Subject:Re: Quoting copyrighted material in a tech manual? From:Robert Lauriston <robert -at- lauriston -dot- com> To:Jim Witkin <jameswitkin -at- gmail -dot- com>, techwr-l <techwr-l -at- lists -dot- techwr-l -dot- com> Date:Tue, 17 Jun 2014 08:57:09 -0700
The rules on fair use are dangerously fuzzy, so I'd ask permission
before using excerpts. Look at the copyright page, contact the
copyright holder. Generally that will be the author(s) rather than the
publisher.
At my last job, for certain things I cited an O'Reilly book on the
open-source version of the product I was documenting. No excerpts, no
permission needed.

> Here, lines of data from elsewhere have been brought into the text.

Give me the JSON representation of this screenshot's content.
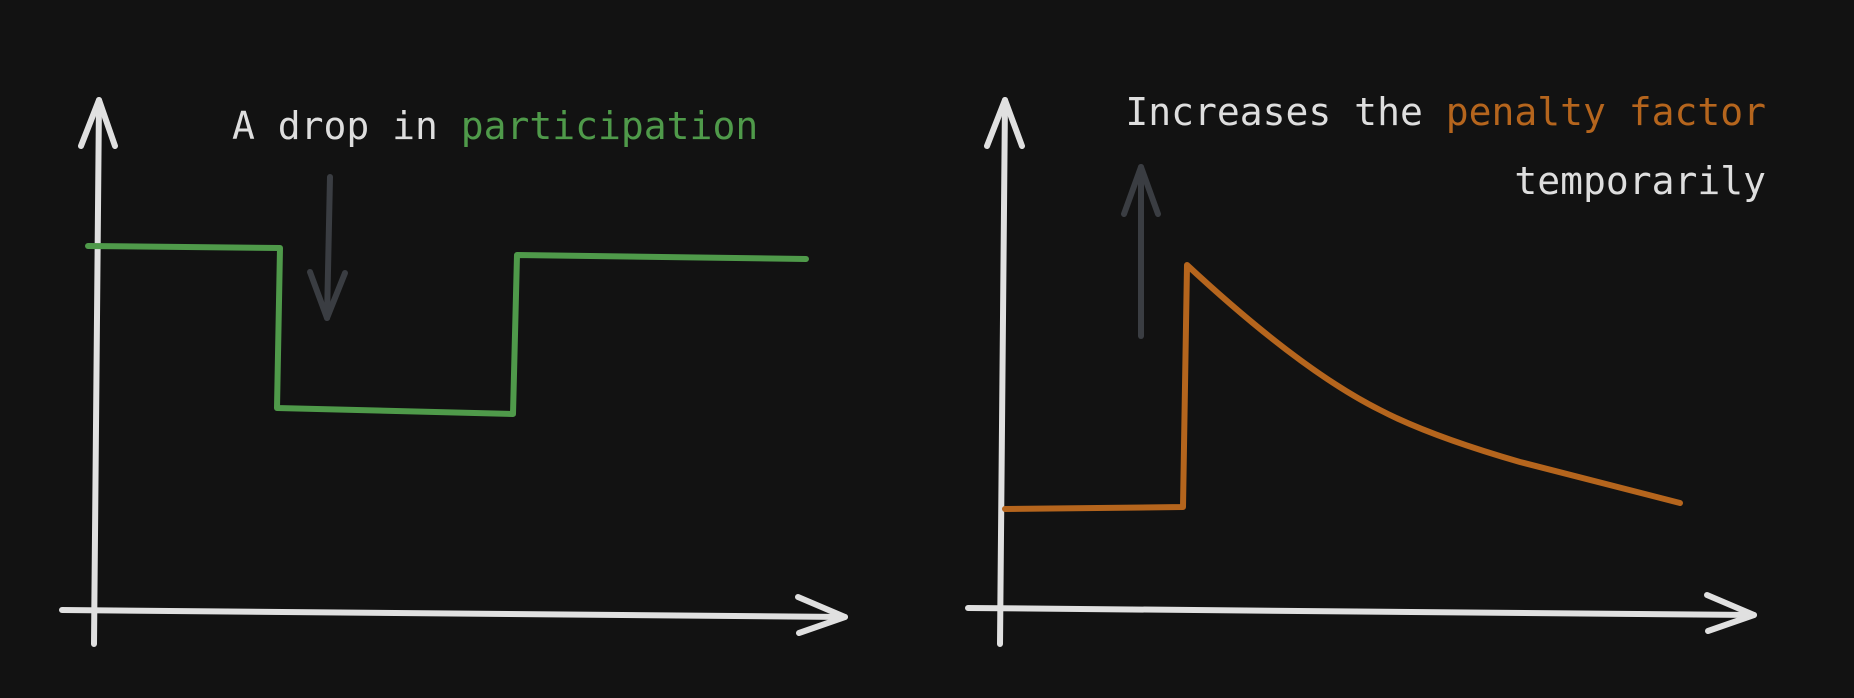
{
  "colors": {
    "background": "#121212",
    "axis": "#e0e0e0",
    "text": "#dedede",
    "hint_arrow": "#3a3d42",
    "participation": "#4f9a4a",
    "penalty": "#b5651d"
  },
  "left_panel": {
    "caption_prefix": "A drop in ",
    "caption_highlight": "participation",
    "hint_arrow": "down-arrow-icon"
  },
  "right_panel": {
    "caption_prefix": "Increases the ",
    "caption_highlight": "penalty factor",
    "caption_line2": "temporarily",
    "hint_arrow": "up-arrow-icon"
  },
  "chart_data": [
    {
      "type": "line",
      "series": [
        {
          "shape": "step",
          "values_by_segment": [
            "high",
            "low",
            "high"
          ]
        }
      ],
      "grid": false
    },
    {
      "type": "line",
      "series": [
        {
          "shape": "flat-then-spike-then-decay",
          "values_by_segment": [
            "low",
            "peak",
            "decaying"
          ]
        }
      ],
      "grid": false
    }
  ]
}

Basically the message was "for more information,
buy this book."
On Tue, Jun 17, 2014 at 7:06 AM, Jim Witkin <jameswitkin -at- gmail -dot- com> wrote:
> I'm writing a manual that provides a fair amount of context material. For
> some of this material, I'm hoping to use excerpts from a published
> scientific book (quite well known in the field) which I assume is
> copyrighted material. If I provide a footnote and full attribution to the
> book and publisher, does that cover me legally? Or will I need to approval
> from the publisher to quote the book?